Then it's all the usual B-side stuff about respecting religion but objecting to religious "privilege", as he insists on calling believers' democratic rights, before concluding with yet another moan about Odone's "shallow, personalised approach" and a bitchy "not very Christian of her I would say."
There was much the same on Pitcher's comments box where he defended his, his party and his leader's policies. I found two of his remarks rather troubling, first this one:
"Why is ... seeking to end the unjustified discrimination against Catholics in our constitution to be viewed as 'a passing bandwagon' rather than say the consistent views of a conviction politician who believes in personal autonomy and seeking to end sectarian discrimination?"

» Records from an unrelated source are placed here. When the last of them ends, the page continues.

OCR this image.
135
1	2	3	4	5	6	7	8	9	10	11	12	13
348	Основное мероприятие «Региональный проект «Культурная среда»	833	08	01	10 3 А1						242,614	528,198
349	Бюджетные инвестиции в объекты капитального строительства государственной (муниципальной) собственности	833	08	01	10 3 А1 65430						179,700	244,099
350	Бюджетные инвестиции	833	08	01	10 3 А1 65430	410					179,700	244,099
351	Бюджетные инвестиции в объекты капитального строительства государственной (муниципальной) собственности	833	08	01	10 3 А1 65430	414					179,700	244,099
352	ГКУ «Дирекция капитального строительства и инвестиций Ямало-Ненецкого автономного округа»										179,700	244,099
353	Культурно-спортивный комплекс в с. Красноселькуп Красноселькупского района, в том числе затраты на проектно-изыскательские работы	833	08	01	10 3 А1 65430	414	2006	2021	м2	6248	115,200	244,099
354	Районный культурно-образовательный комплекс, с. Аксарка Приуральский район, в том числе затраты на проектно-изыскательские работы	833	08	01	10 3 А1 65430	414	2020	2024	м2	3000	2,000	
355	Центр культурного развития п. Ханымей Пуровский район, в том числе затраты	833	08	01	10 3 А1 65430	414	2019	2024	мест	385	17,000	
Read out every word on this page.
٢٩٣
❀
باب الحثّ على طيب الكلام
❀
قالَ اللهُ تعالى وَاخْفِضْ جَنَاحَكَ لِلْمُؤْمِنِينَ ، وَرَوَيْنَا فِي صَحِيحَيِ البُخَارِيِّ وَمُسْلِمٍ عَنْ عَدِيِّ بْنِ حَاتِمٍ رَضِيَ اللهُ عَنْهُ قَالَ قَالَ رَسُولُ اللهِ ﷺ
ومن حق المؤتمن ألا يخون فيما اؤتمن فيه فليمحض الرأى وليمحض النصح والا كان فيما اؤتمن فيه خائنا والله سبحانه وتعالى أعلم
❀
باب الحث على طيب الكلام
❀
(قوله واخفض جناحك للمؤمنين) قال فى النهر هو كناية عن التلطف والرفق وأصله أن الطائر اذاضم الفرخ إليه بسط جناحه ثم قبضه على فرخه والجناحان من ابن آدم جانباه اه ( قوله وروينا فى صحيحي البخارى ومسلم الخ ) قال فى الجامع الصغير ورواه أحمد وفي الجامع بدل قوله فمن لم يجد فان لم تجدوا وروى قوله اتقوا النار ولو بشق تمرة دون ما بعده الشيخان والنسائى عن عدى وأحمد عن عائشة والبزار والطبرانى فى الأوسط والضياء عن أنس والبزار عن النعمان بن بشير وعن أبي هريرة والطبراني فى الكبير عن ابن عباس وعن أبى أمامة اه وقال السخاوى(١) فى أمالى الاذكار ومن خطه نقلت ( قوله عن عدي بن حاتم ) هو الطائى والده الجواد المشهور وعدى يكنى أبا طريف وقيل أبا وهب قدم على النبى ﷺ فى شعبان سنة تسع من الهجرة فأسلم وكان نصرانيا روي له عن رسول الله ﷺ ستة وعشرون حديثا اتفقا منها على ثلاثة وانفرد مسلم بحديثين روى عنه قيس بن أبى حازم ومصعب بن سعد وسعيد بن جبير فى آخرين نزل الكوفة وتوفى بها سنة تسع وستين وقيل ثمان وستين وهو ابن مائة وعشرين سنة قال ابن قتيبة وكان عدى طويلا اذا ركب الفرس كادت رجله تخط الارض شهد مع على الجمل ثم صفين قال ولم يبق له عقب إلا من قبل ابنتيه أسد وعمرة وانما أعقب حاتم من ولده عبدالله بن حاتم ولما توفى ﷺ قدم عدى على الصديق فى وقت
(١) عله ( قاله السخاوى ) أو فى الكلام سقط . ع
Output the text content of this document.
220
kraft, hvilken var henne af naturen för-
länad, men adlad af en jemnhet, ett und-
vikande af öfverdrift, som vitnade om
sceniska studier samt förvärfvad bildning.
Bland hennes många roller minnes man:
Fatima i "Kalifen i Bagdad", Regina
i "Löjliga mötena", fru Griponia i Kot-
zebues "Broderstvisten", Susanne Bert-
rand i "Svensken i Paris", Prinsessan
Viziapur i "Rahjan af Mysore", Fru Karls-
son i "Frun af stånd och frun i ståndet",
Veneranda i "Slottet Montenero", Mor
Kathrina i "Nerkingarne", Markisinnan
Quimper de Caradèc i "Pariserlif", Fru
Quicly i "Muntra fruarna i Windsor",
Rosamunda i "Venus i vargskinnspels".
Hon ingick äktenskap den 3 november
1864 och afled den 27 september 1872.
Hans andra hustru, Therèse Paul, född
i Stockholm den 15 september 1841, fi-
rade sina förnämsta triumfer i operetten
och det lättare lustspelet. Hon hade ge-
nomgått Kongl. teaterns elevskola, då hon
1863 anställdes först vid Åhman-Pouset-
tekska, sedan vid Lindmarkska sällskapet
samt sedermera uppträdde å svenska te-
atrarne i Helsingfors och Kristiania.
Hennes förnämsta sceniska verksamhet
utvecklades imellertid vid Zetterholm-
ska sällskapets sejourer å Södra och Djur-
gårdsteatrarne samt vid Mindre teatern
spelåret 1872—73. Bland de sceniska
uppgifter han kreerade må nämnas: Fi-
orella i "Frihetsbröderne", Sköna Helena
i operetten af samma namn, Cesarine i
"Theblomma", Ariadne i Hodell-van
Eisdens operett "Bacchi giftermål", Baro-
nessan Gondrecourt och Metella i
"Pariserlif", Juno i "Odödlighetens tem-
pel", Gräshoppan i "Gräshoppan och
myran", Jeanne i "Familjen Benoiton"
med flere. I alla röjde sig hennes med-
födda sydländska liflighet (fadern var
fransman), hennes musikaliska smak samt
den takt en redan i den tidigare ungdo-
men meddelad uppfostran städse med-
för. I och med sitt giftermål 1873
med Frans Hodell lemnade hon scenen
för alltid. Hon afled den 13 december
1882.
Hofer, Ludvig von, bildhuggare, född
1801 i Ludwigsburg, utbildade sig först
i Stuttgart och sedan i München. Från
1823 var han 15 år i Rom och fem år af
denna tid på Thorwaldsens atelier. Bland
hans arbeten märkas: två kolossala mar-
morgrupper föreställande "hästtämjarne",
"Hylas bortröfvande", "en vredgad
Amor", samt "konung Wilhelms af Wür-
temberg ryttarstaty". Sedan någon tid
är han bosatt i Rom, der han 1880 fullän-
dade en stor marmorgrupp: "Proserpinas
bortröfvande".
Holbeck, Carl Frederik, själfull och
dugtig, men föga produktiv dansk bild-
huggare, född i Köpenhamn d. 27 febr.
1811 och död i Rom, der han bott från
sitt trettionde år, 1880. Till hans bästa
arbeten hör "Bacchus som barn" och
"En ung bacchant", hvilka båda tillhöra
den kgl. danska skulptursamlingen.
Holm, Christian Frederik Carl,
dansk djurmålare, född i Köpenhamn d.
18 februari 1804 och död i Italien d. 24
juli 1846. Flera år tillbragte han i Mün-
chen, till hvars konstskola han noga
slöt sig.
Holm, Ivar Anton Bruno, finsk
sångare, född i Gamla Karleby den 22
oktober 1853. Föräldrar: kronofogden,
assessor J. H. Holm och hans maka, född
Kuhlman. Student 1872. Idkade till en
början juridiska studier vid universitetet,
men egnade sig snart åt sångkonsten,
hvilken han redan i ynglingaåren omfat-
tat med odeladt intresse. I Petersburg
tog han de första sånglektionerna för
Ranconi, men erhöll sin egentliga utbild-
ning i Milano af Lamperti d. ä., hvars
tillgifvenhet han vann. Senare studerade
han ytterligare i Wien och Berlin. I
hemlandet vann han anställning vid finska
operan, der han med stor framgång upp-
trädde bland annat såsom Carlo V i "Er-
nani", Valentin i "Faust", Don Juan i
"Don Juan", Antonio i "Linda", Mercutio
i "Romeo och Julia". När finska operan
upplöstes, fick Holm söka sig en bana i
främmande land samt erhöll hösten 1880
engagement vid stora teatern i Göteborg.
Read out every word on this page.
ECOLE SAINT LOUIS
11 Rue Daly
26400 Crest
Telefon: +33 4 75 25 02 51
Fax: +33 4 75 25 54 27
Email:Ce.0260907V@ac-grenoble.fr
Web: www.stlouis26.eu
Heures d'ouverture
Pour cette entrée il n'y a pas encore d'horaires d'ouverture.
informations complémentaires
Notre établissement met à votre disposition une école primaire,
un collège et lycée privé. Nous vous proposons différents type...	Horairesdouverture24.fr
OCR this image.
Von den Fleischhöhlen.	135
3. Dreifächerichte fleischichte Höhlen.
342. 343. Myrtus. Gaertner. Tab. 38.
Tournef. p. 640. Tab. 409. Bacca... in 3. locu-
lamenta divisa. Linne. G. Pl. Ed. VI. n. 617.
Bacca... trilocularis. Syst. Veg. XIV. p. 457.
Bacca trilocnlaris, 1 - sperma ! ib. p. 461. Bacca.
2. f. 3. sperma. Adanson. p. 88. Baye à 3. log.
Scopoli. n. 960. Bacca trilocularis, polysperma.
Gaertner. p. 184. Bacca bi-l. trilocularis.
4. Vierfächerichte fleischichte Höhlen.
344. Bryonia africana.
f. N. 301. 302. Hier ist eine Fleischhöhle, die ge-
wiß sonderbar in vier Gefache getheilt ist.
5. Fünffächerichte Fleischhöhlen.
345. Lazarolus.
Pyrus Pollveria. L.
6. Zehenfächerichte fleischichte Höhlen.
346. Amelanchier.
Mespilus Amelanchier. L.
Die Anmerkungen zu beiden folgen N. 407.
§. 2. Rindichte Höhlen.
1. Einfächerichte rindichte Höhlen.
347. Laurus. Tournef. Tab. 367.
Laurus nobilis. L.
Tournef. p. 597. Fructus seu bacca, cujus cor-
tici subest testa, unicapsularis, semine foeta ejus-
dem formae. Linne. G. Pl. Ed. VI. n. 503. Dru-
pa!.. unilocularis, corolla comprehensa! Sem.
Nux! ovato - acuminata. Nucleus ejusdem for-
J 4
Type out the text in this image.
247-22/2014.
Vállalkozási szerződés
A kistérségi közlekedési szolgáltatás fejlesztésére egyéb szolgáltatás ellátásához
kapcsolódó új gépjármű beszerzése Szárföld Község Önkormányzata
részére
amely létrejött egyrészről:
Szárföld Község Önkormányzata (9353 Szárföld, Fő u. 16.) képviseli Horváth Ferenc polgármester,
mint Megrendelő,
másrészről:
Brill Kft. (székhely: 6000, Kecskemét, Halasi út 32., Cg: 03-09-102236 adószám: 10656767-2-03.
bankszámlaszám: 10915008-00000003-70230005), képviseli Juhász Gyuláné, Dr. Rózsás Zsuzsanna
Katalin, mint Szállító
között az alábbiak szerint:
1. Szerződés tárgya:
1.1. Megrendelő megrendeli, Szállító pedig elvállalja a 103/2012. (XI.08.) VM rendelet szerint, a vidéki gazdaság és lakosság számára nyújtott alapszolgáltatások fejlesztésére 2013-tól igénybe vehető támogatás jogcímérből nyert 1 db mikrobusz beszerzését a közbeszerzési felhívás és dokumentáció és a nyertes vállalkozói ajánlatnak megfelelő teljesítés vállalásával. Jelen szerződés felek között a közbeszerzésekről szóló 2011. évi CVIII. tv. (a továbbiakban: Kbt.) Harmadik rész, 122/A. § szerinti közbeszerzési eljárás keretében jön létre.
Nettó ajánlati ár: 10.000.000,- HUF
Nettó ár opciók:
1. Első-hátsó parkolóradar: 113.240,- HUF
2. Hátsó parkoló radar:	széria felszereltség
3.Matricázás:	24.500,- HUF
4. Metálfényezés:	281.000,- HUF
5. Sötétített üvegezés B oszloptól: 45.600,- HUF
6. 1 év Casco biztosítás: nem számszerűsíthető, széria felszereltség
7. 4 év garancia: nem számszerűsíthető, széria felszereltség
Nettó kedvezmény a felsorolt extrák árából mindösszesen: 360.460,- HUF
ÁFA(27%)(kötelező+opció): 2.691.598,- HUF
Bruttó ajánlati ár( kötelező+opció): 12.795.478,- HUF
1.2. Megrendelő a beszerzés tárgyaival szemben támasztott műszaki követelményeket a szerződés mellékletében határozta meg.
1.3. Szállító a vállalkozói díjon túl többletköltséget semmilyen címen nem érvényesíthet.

Aside from the obvious self-aggrandisment in his description of himself - is Evan Harris getting just a little bit carried away by the antics of his fan club? - his supposedly consistent opposition to anti-Catholic discrimation is at variance with his position as honorary associate of the most anti-Catholic organisation in the British Isles, that purveyor of bigotry, the National Secular Society (NSS). Recall who another honorary associate of the NSS is:
Mary Honeyball MEP. Recall her
wondering "should devout Catholics such as Kelly, Browne and Murphy be allowed on the government front bench in the light of their predilection to favour the Pope's word above the government's?" Recall
who sprang to her defence and what he went on to say about David Kerr's membership of an entirely legal group.
Keeping that sort of company doesn't suggest that Harris is a conviction politician who opposes sectarian discrimination. Much more in character, I feel, is his parthian shot:
"By the way Mr Pitcher, was it deliberate irony of yours to note that the junior civil servant responsible 'has been moved to other duties' given the failure of the Catholic Church hierarchy in some cases to do anything about certain paedophile priests? If so, one cheer for you."
Despite the careful qualifying phrase, "in some cases" his implication is clear; it's a bitchy sectarian jibe. I think it also
fails to
meet the most
scrupulous "
evidence-
based"
standards, as it happens.
Dear, oh dear. I expected better of Evan Harris.